Migrating a DIY TGW to Aviatrix Managed TGW Deployment

If you built an AWS Transit Gateway (TGW) deployment by yourself (the DIY way) and would like to migrate to an Aviatrix managed TGW deployment, this document is for you.

The objectives here are:

  • Minimum downtime during migration.

  • No change to existing VPC infrastructure.

  • Minimum change to on-prem network.

Note

This document assumes you have already launched an Aviatrix Controller.

Before the migration process starts, plan out what security domains you need to create and which security domains should connect other domains. If you are not sure and need to transition, proceed with no worries. The security domains can be added and modified at any time.

The Solution

There are multiple ways to migrate. For example, you can simply detach a spoke VPC from the DIY TGW and attach it to Aviatrix-managed TGW and then build hybrid connection if necessary.

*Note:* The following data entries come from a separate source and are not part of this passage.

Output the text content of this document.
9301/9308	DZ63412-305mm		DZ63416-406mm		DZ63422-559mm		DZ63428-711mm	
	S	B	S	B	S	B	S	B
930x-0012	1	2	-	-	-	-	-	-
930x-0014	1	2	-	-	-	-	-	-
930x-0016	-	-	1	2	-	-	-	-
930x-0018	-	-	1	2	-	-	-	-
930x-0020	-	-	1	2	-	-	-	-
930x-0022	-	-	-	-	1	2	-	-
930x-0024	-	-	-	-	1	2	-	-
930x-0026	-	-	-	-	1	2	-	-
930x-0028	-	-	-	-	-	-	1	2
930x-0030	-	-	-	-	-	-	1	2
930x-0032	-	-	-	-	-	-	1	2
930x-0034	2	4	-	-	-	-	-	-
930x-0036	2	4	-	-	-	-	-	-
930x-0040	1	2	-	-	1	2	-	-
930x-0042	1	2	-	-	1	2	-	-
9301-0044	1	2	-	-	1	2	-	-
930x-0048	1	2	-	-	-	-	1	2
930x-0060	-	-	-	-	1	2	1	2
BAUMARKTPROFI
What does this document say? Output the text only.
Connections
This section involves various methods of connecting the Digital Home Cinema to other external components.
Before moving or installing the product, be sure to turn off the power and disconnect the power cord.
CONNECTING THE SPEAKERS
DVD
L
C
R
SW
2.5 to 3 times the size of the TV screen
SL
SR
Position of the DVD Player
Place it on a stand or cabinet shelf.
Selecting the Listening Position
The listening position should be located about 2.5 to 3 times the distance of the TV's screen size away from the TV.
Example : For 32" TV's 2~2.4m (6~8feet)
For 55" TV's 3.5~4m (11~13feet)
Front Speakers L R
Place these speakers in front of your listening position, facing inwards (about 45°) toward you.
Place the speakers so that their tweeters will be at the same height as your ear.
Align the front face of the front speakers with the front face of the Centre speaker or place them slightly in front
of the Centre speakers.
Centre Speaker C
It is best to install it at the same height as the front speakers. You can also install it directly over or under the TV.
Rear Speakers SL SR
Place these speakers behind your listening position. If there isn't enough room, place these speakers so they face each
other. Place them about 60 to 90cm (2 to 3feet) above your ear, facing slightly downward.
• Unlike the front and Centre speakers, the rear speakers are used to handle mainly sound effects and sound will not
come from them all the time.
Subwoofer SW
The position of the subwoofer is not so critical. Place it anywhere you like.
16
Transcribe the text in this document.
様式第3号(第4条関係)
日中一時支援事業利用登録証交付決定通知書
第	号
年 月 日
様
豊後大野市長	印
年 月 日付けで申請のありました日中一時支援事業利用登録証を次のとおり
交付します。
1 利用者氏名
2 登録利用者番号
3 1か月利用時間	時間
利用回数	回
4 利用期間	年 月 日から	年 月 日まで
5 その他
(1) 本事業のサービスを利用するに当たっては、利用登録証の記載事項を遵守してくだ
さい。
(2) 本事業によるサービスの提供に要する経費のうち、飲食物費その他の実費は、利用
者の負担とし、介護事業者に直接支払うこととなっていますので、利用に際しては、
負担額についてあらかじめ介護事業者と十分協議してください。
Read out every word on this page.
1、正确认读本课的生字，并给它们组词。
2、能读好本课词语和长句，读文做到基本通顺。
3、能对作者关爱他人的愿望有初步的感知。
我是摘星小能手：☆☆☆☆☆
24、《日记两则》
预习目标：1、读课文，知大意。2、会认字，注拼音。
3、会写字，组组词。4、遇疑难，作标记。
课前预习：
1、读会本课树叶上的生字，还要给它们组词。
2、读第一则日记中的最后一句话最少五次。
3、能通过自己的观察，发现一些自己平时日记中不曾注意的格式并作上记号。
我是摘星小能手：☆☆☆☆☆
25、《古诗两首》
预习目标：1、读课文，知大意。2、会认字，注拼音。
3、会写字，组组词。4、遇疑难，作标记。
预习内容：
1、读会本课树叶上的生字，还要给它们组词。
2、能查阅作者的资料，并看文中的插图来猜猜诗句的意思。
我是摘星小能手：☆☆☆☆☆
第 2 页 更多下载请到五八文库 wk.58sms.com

In this implementation, the migrated spoke VPCs can communicate with the not yet migrated VPCs during migration process, and in addition the migrated spoke VPCs can communicate with on-prem network, thus reducing the downtime, as shown in the migration architecture below.

migration_architecture

The key idea is to build an IPsec tunnel between TGW VPN and Aviatrix Transit Gateway, so that migrated VPC can communicate with not yet migrated VPCs and also to on-prem.

  1. Launch a new AWS Transit Gateway.

  2. If you have plans for custom security domains, create new security domains. Then, build your domain connection policies. If you do not intend to build custom security domains, skip this section.

  3. Launch an Aviatrix Transit GW and enable HA in the Transit Hub VPC. As a best practice, create a new Transit Hub VPC to deploy the Aviatrix Transit GW.

Note

Make sure you enable ActiveMesh Mode. This document

is written for Aviatrix Transit GW with ActiveMesh mode enabled.

Then, create a TGW VPN Attachment using the steps below.

Creating TGW VPN Attachment

  1. Log in to the AWS console and select VPC Service.

  2. Click Transit Gateway Attachments > Create Transit Gateway Attachment.

  3. Select Attachment type VPN, as shown below.

tgw_vpn_config

4. After the attachment is created, go to Site-to-Site VPN Connections and click Download Configuration. Make sure you select Vendor Generic and download the configuration text file.

Creating VPN on Aviatrix Transit Gateway

This step is to create the other end of the VPN tunnel that terminates on the Aviatrix Transit GW.

  1. Log in to the Aviatrix Controller.

  2. Navigate to Multi-Cloud Transit > Setup > External Connection tab.

3. Select External Device and fill in the parameters from the downloaded configuration text file as shown below, where the right side shows the screen capture of the AWS VPN configuration text file.

migrate_tgw_config_vpn

Starting to Migrate VPCs

In this step, you detach VPCs from DIY TGW and attach them to an Aviatrix-managed TGW.

- Before or after you detach a VPC, you may need to clean up the VPC route tables entries so that they do not have conflict routes entries when later attaching it to Aviatrix managed TGW.

Repeat this step to migrate all VPCs.

Building the Hybrid Connectivity

Once all VPCs have migrated to Aviatrix-managed TGW deployment, the migrated VPCs communicate with on-prem via Aviatrix Transit GW to DIY TGW and then to on-prem.

At this point, you can move DIY TGW Direct Connect to Aviatrix Transit GW or to Aviatrix managed TGW directly.

Deleting DIY TGW

After all VPCs and hybrid connectivity if any are all removed, you can safely delete DIY TGW.